If you want to get a quick idea of what this number is without going thru all of your expenses, look at your net monthly income on your paycheck (i.e. gross income less fed withholding, payroll & 401K) and multiply it times 6 (if you are only earner). This number includes discretionary expenses, but at least you will get a rough idea of the amount you need in a rainy day fund.

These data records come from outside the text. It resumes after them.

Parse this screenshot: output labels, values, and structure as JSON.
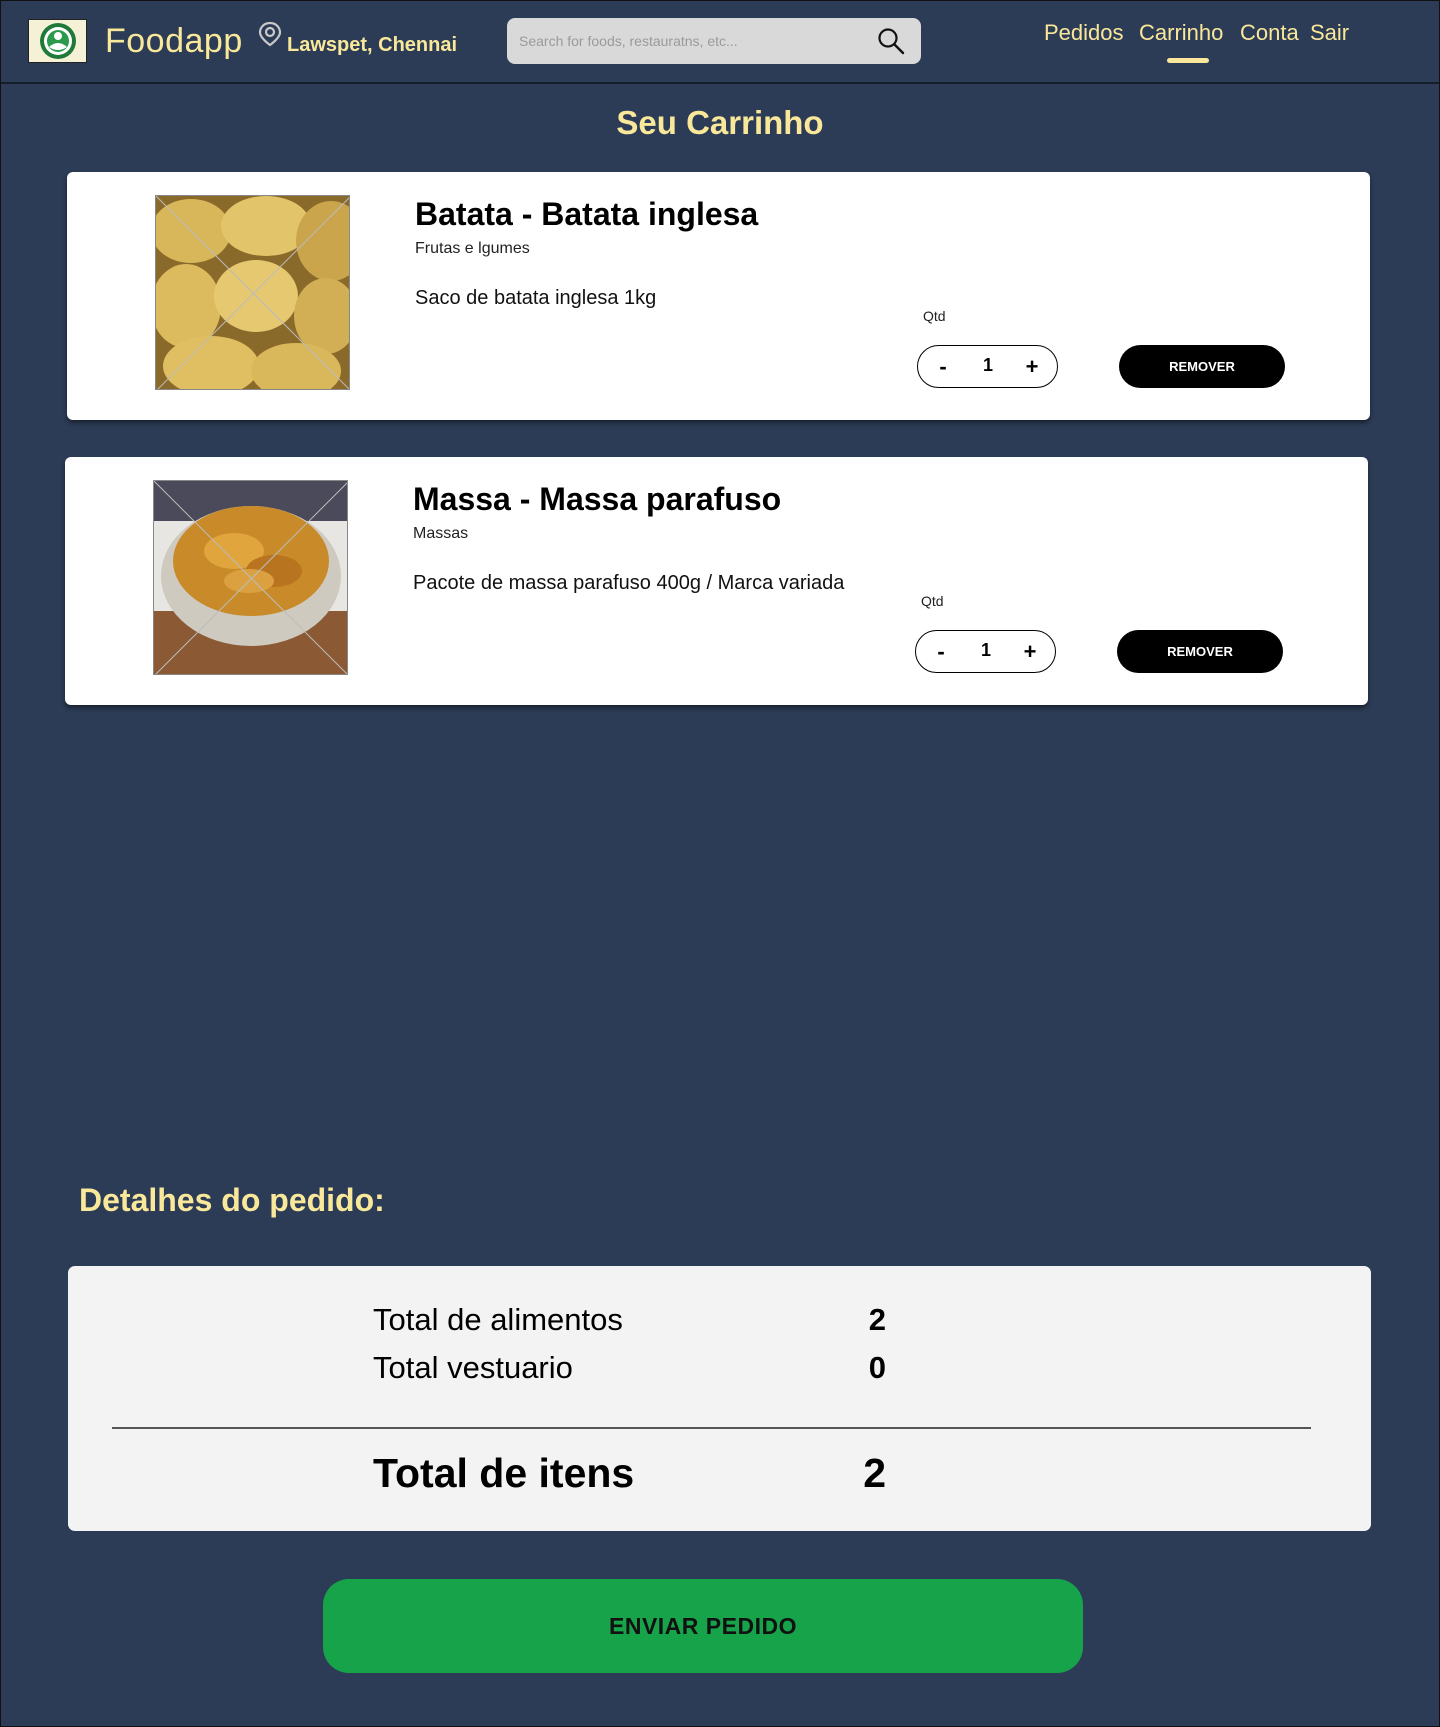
{
  "header": {
    "brand": "Foodapp",
    "location": "Lawspet, Chennai",
    "search_placeholder": "Search for foods, restauratns, etc...",
    "nav": [
      {
        "label": "Pedidos",
        "active": false
      },
      {
        "label": "Carrinho",
        "active": true
      },
      {
        "label": "Conta",
        "active": false
      },
      {
        "label": "Sair",
        "active": false
      }
    ]
  },
  "page_title": "Seu Carrinho",
  "cart_items": [
    {
      "title": "Batata - Batata inglesa",
      "category": "Frutas e lgumes",
      "description": "Saco de batata inglesa 1kg",
      "qty_label": "Qtd",
      "quantity": "1",
      "minus_label": "-",
      "plus_label": "+",
      "remove_label": "REMOVER"
    },
    {
      "title": "Massa - Massa parafuso",
      "category": "Massas",
      "description": "Pacote de massa parafuso 400g / Marca variada",
      "qty_label": "Qtd",
      "quantity": "1",
      "minus_label": "-",
      "plus_label": "+",
      "remove_label": "REMOVER"
    }
  ],
  "details": {
    "title": "Detalhes do pedido:",
    "food_total_label": "Total de alimentos",
    "food_total_value": "2",
    "clothing_total_label": "Total vestuario",
    "clothing_total_value": "0",
    "items_total_label": "Total de itens",
    "items_total_value": "2"
  },
  "submit_label": "ENVIAR PEDIDO",
  "colors": {
    "background": "#2c3c56",
    "accent": "#f9e79a",
    "submit": "#17a34a"
  }
}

Having a Roth IRA at 38 and contributing to it annually is a great way to save since the investments within the account grow tax exempt so long as you distribute the earnings according to the IRS rules - after age 59 1/2 and having the account open for at least 5 years. Having a REIT mutual fund in a Roth IRA is a good strategy since the income from the REIT dividends could be taxed as ordinary income (your highest personal rate) in your regular taxable account.
However, you will have to fund your Roth with cash. You cannot "rollover" the REIT into the Roth via $5500 worth of the REIT fund. You will have to sell the fund where it is, reinvest the cash into your Roth and then rebuy the fund. That could be an expensive transaction if you have gains in the REIT fund within your taxable account. You should evaluate any costs assocated with the sale of your REIT fund including the tax impact before you sell it.
If the costs to sell the REIT fund are high, you may consider making your Roth contribution and buying the target date fund as you mentioned. It is a good choice within the Roth since it will be allocated according to your age and the assumption you will use the account when you retire, thus it should grow over the long term. It is also a wise choice since it is diversified between several types of investments and you are just starting out this account.
Finally - having a dividend fund within a taxable account is a great place for it to be so long as the dividends the fund is kicking out are qualified dividends, meaning you are taxed on them at more favorable capital gains rate.